Yurtdışına çıkmak zorunda kalan bir aydının iç çatışmasını, sürgündeki yalnızlığını ve yabancılaşmasını, ülkede kalan yakınlarının faşizm koşullarındaki güç durumunu okuruz. Öte yandan, tüm güçlüklerin yanı sıra dayanma gücü veren bir “aşk öyküsü” de romanın eksentemasıdır.
Tek sözcük Sevgi ile sesleniyorum sana.
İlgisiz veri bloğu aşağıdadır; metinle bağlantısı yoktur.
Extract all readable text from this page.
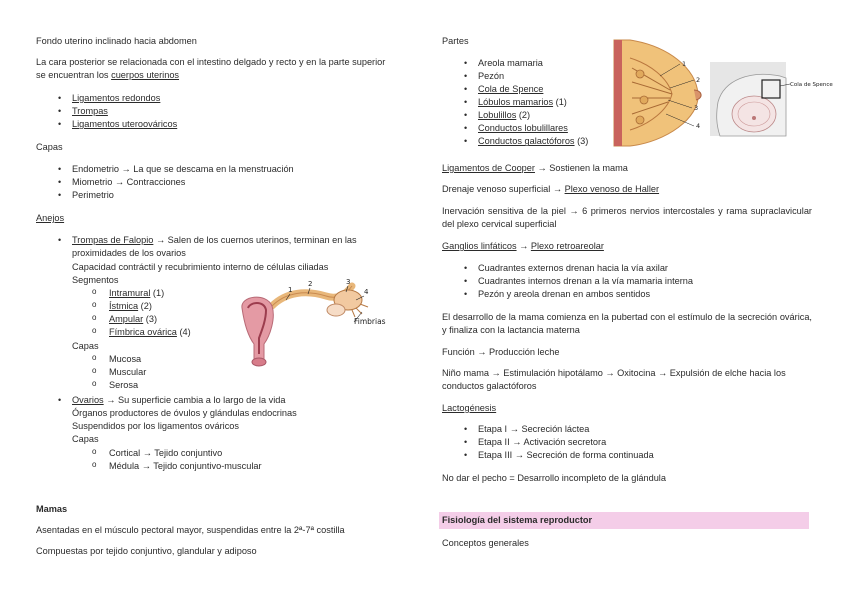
Fondo uterino inclinado hacia abdomen

La cara posterior se relacionada con el intestino delgado y recto y en la parte superior

se encuentran los cuerpos uterinos

• Ligamentos redondos
• Trompas
• Ligamentos uteroováricos

Capas

• Endometrio → La que se descama en la menstruación
• Miometrio → Contracciones
• Perimetrio

Anejos

• Trompas de Falopio → Salen de los cuernos uterinos, terminan en las

proximidades de los ovarios

Capacidad contráctil y recubrimiento interno de células ciliadas

Segmentos

o Intramural (1)
o Ístmica (2)
o Ampular (3)
o Fímbrica ovárica (4)

Capas

o Mucosa
o Muscular
o Serosa
• Ovarios → Su superficie cambia a lo largo de la vida

Órganos productores de óvulos y glándulas endocrinas

Suspendidos por los ligamentos ováricos

Capas

o Cortical → Tejido conjuntivo
o Médula → Tejido conjuntivo-muscular

Mamas

Asentadas en el músculo pectoral mayor, suspendidas entre la 2ª-7ª costilla

Compuestas por tejido conjuntivo, glandular y adiposo

1
2	3
4
Fimbrias

Partes

• Areola mamaria
• Pezón
• Cola de Spence
• Lóbulos mamarios (1)
• Lobulillos (2)
• Conductos lobulillares
• Conductos galactóforos (3)

Ligamentos de Cooper → Sostienen la mama

Drenaje venoso superficial → Plexo venoso de Haller

Inervación sensitiva de la piel → 6 primeros nervios intercostales y rama supraclavicular del plexo cervical superficial

Ganglios linfáticos → Plexo retroareolar

• Cuadrantes externos drenan hacia la vía axilar
• Cuadrantes internos drenan a la vía mamaria interna
• Pezón y areola drenan en ambos sentidos

El desarrollo de la mama comienza en la pubertad con el estímulo de la secreción ovárica, y finaliza con la lactancia materna

Función → Producción leche

Niño mama → Estimulación hipotálamo → Oxitocina → Expulsión de elche hacia los

conductos galactóforos

Lactogénesis

• Etapa I → Secreción láctea
• Etapa II → Activación secretora
• Etapa III → Secreción de forma continuada

No dar el pecho = Desarrollo incompleto de la glándula

Fisiología del sistema reproductor

Conceptos generales

1
2
3
4
Cola de Spence
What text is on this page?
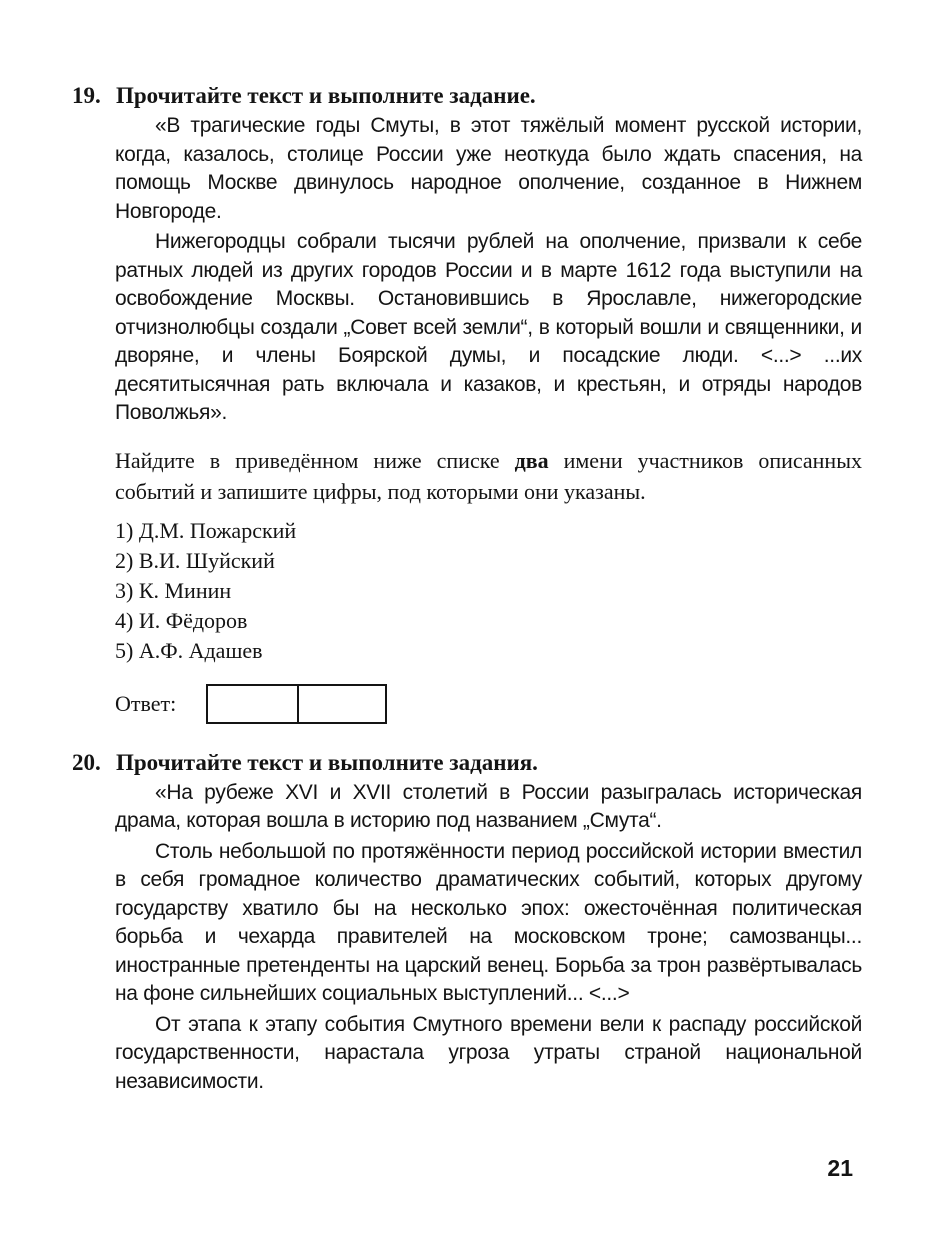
19. Прочитайте текст и выполните задание.

«В трагические годы Смуты, в этот тяжёлый момент русской истории, когда, казалось, столице России уже неоткуда было ждать спасения, на помощь Москве двинулось народное ополчение, созданное в Нижнем Новгороде.

Нижегородцы собрали тысячи рублей на ополчение, призвали к себе ратных людей из других городов России и в марте 1612 года выступили на освобождение Москвы. Остановившись в Ярославле, нижегородские отчизнолюбцы создали „Совет всей земли“, в который вошли и священники, и дворяне, и члены Боярской думы, и посадские люди. <...> ...их десятитысячная рать включала и казаков, и крестьян, и отряды народов Поволжья».

Найдите в приведённом ниже списке два имени участников описанных событий и запишите цифры, под которыми они указаны.

1) Д.М. Пожарский
2) В.И. Шуйский
3) К. Минин
4) И. Фёдоров
5) А.Ф. Адашев
Ответ:
20. Прочитайте текст и выполните задания.

«На рубеже XVI и XVII столетий в России разыгралась историческая драма, которая вошла в историю под названием „Смута“.

Столь небольшой по протяжённости период российской истории вместил в себя громадное количество драматических событий, которых другому государству хватило бы на несколько эпох: ожесточённая политическая борьба и чехарда правителей на московском троне; самозванцы... иностранные претенденты на царский венец. Борьба за трон развёртывалась на фоне сильнейших социальных выступлений... <...>

От этапа к этапу события Смутного времени вели к распаду российской государственности, нарастала угроза утраты страной национальной независимости.

21
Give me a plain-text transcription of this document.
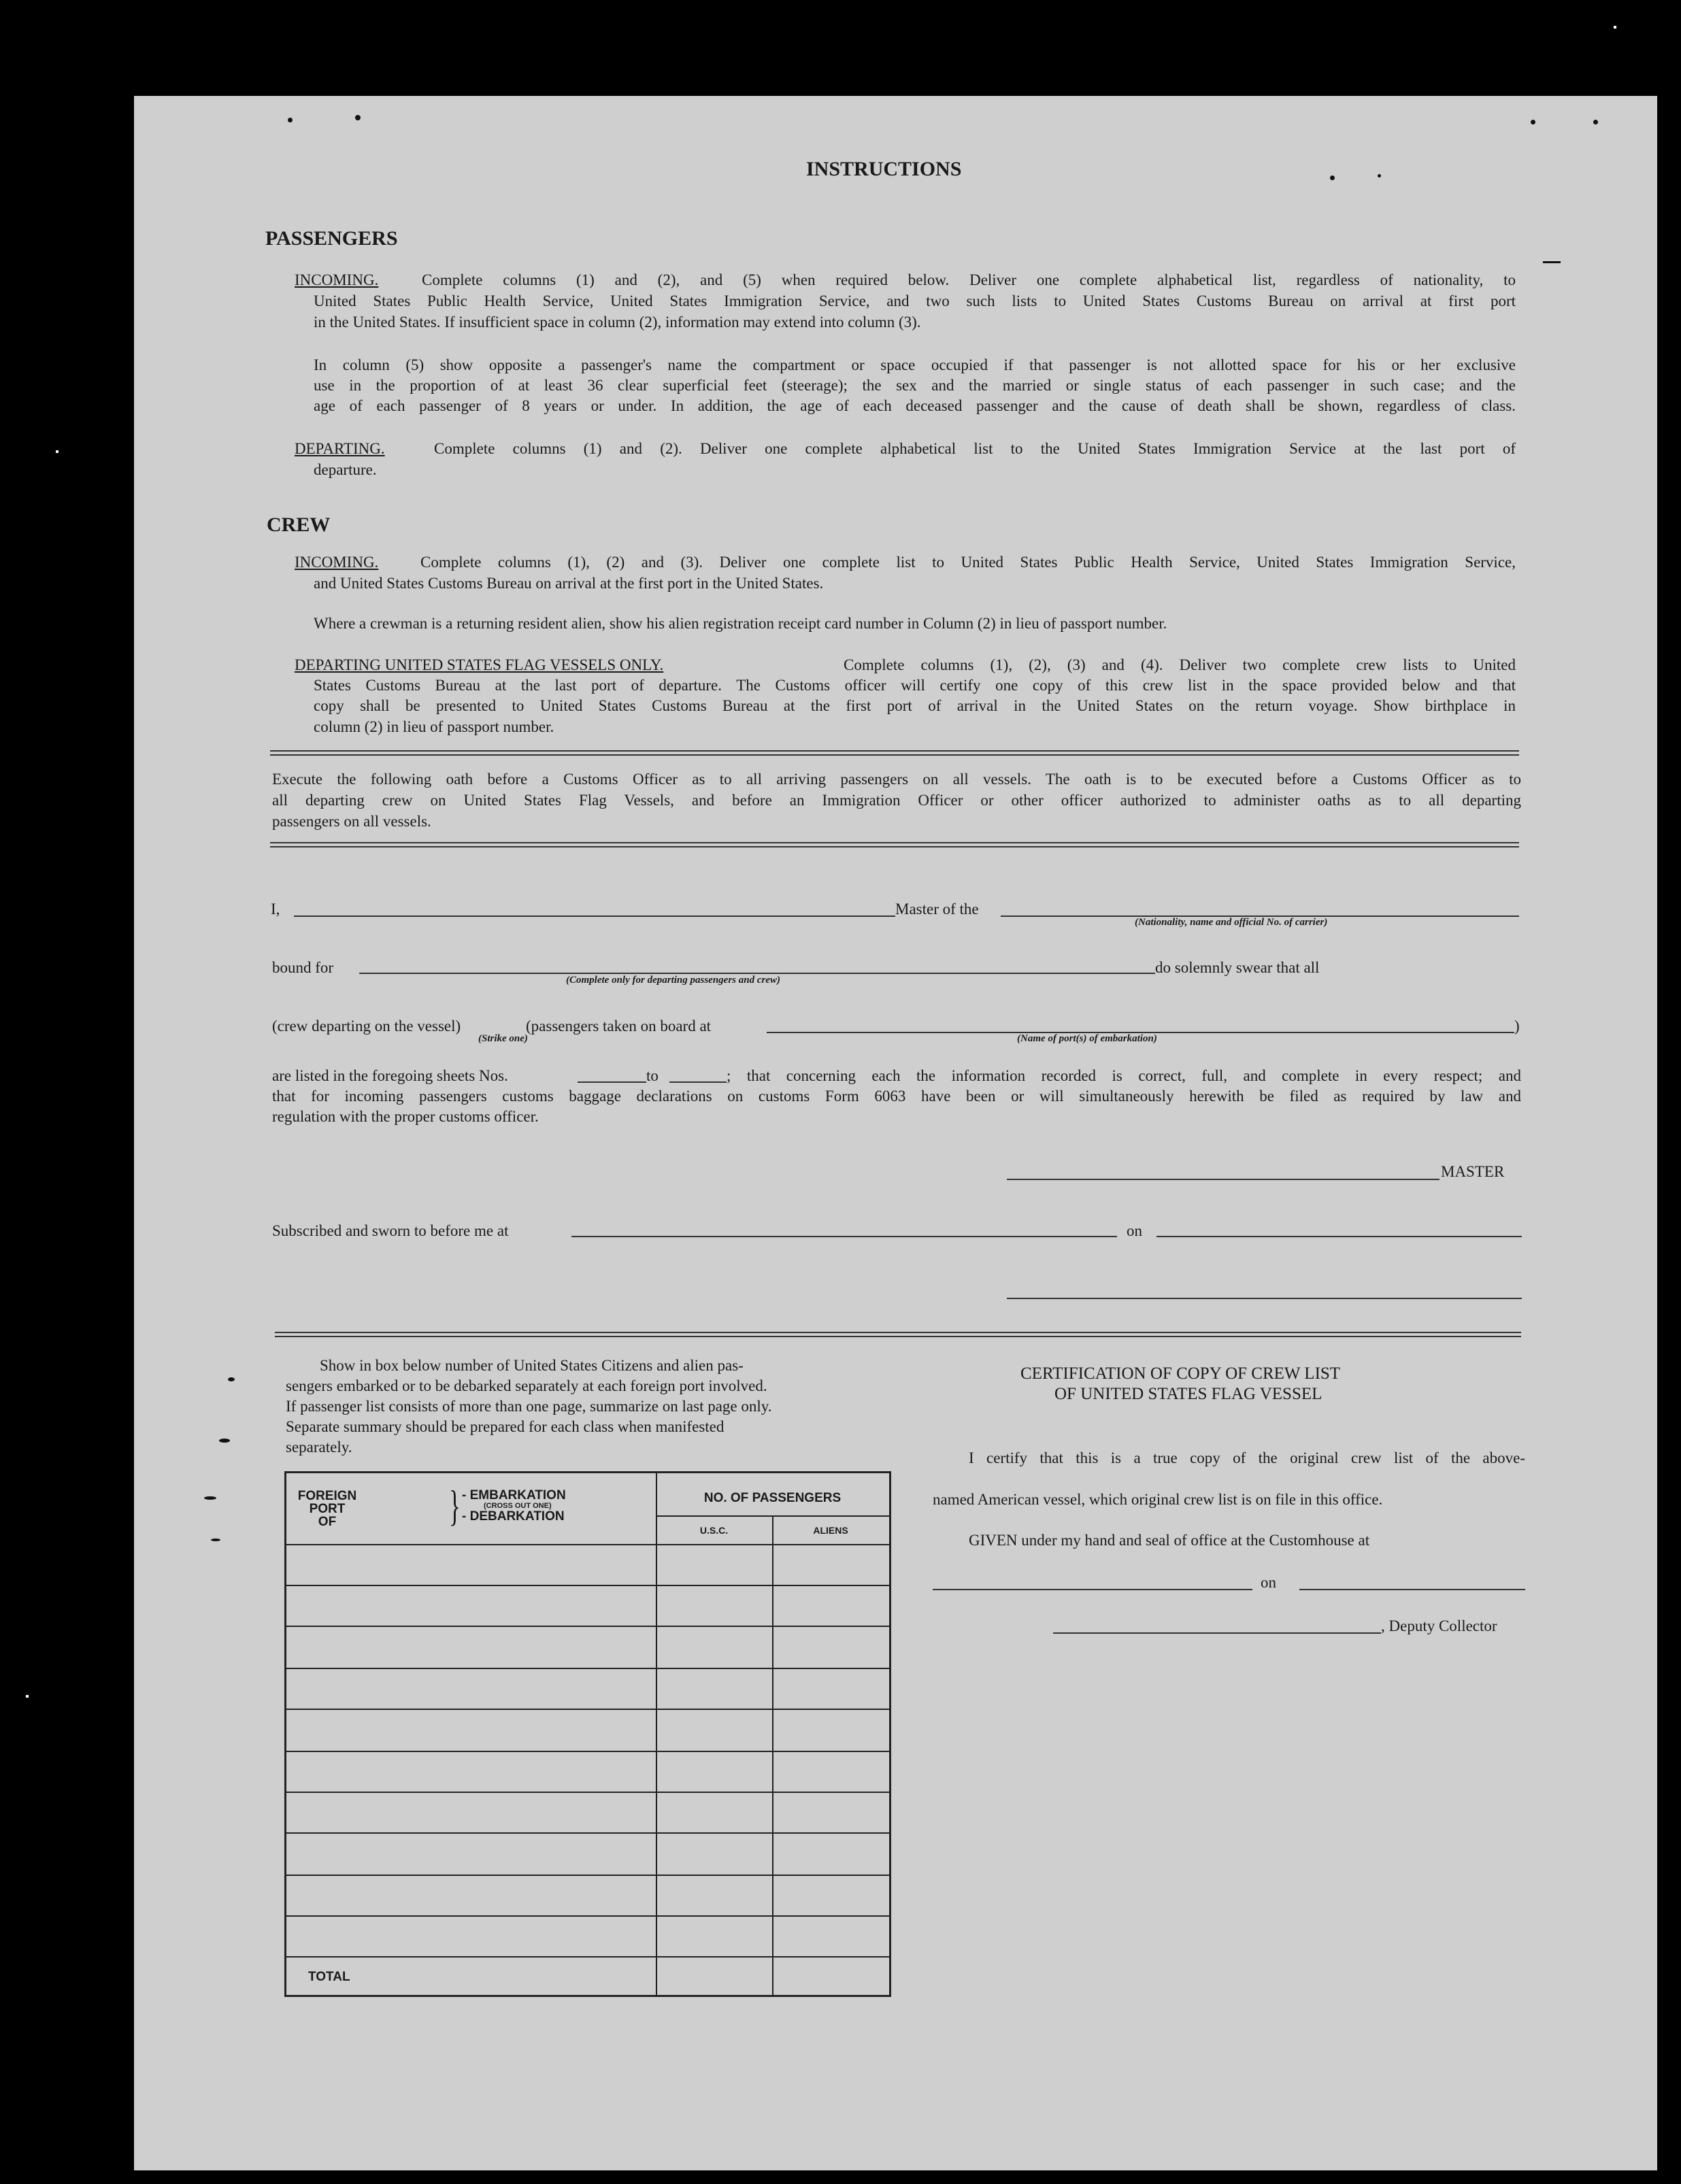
INSTRUCTIONS
PASSENGERS
INCOMING.	Complete columns (1) and (2), and (5) when required below. Deliver one complete alphabetical list, regardless of nationality, to
United States Public Health Service, United States Immigration Service, and two such lists to United States Customs Bureau on arrival at first port
in the United States. If insufficient space in column (2), information may extend into column (3).
In column (5) show opposite a passenger's name the compartment or space occupied if that passenger is not allotted space for his or her exclusive
use in the proportion of at least 36 clear superficial feet (steerage); the sex and the married or single status of each passenger in such case; and the
age of each passenger of 8 years or under. In addition, the age of each deceased passenger and the cause of death shall be shown, regardless of class.
DEPARTING.	Complete columns (1) and (2). Deliver one complete alphabetical list to the United States Immigration Service at the last port of
departure.
CREW
INCOMING.	Complete columns (1), (2) and (3). Deliver one complete list to United States Public Health Service, United States Immigration Service,
and United States Customs Bureau on arrival at the first port in the United States.
Where a crewman is a returning resident alien, show his alien registration receipt card number in Column (2) in lieu of passport number.
DEPARTING UNITED STATES FLAG VESSELS ONLY.	Complete columns (1), (2), (3) and (4). Deliver two complete crew lists to United
States Customs Bureau at the last port of departure. The Customs officer will certify one copy of this crew list in the space provided below and that
copy shall be presented to United States Customs Bureau at the first port of arrival in the United States on the return voyage. Show birthplace in
column (2) in lieu of passport number.
Execute the following oath before a Customs Officer as to all arriving passengers on all vessels. The oath is to be executed before a Customs Officer as to
all departing crew on United States Flag Vessels, and before an Immigration Officer or other officer authorized to administer oaths as to all departing
passengers on all vessels.
I,	Master of the
(Nationality, name and official No. of carrier)
bound for
(Complete only for departing passengers and crew)
do solemnly swear that all
(crew departing on the vessel)
(Strike one)
(passengers taken on board at
(Name of port(s) of embarkation)
)
are listed in the foregoing sheets Nos.	to	; that concerning each the information recorded is correct, full, and complete in every respect; and
that for incoming passengers customs baggage declarations on customs Form 6063 have been or will simultaneously herewith be filed as required by law and
regulation with the proper customs officer.
MASTER
Subscribed and sworn to before me at	on
Show in box below number of United States Citizens and alien pas-
sengers embarked or to be debarked separately at each foreign port involved.
If passenger list consists of more than one page, summarize on last page only.
Separate summary should be prepared for each class when manifested
separately.
FOREIGN
PORT
OF	} - EMBARKATION
(CROSS OUT ONE)
- DEBARKATION
NO. OF PASSENGERS
U.S.C.	ALIENS
TOTAL
CERTIFICATION OF COPY OF CREW LIST
OF UNITED STATES FLAG VESSEL
I certify that this is a true copy of the original crew list of the above-
named American vessel, which original crew list is on file in this office.
GIVEN under my hand and seal of office at the Customhouse at
on
, Deputy Collector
Pekiştirme sıfatları cılız kalır bendeki “sevgi” yanında, Sevgi’nin sevgisi uzun. İşin oyanı, “sonraya kalsın!” Ben burada yalnız sevgi ve sevda üstünde dolaşmak istiyorum. Bir yaban ülkede beni sevgiye, sevdaya götüren etkenler var doğal ki. İçinde yaşadığımız çağdaş uygarlık, bir yanıyla kuru, çorak ve katı bir acımasızlık içinde. Sözde insan için yaratılmış bu uygarlık, insanı insan eden kimi değerleri de gözünü kırpmadan öğütmektedir. (...)
Sevgi ve Sevda iki yakın dost ama birini öbüründen ayrı tutmak gerekir. Sevgi bir nehirse, durgun akar, suları dupduru; bir meltemse, usuldan okşar insanları deniz kıyısında. Sevda, sevginin tutkuya dönüşmüş biçimidir. Coşkun akar, yağar, eser tozar. Çatı uçurur, kök söker! Sevdanın gözü dumanlıdır. Nereye konacağı, kimin yakasına yapışacağı belli olmaz. Yaşlı, genç, evli, bekâr dinlemez. Sevda anarşisttir, terör, estirir. Bazen açan bir çiçektir, yapraklarını kırağılar yakar. Bazen bir güneştir, evreni kucaklar. Sevda yerine göre yaz yağmurudur bozkırda yanık toprağı sulayan, bitkilere can veren...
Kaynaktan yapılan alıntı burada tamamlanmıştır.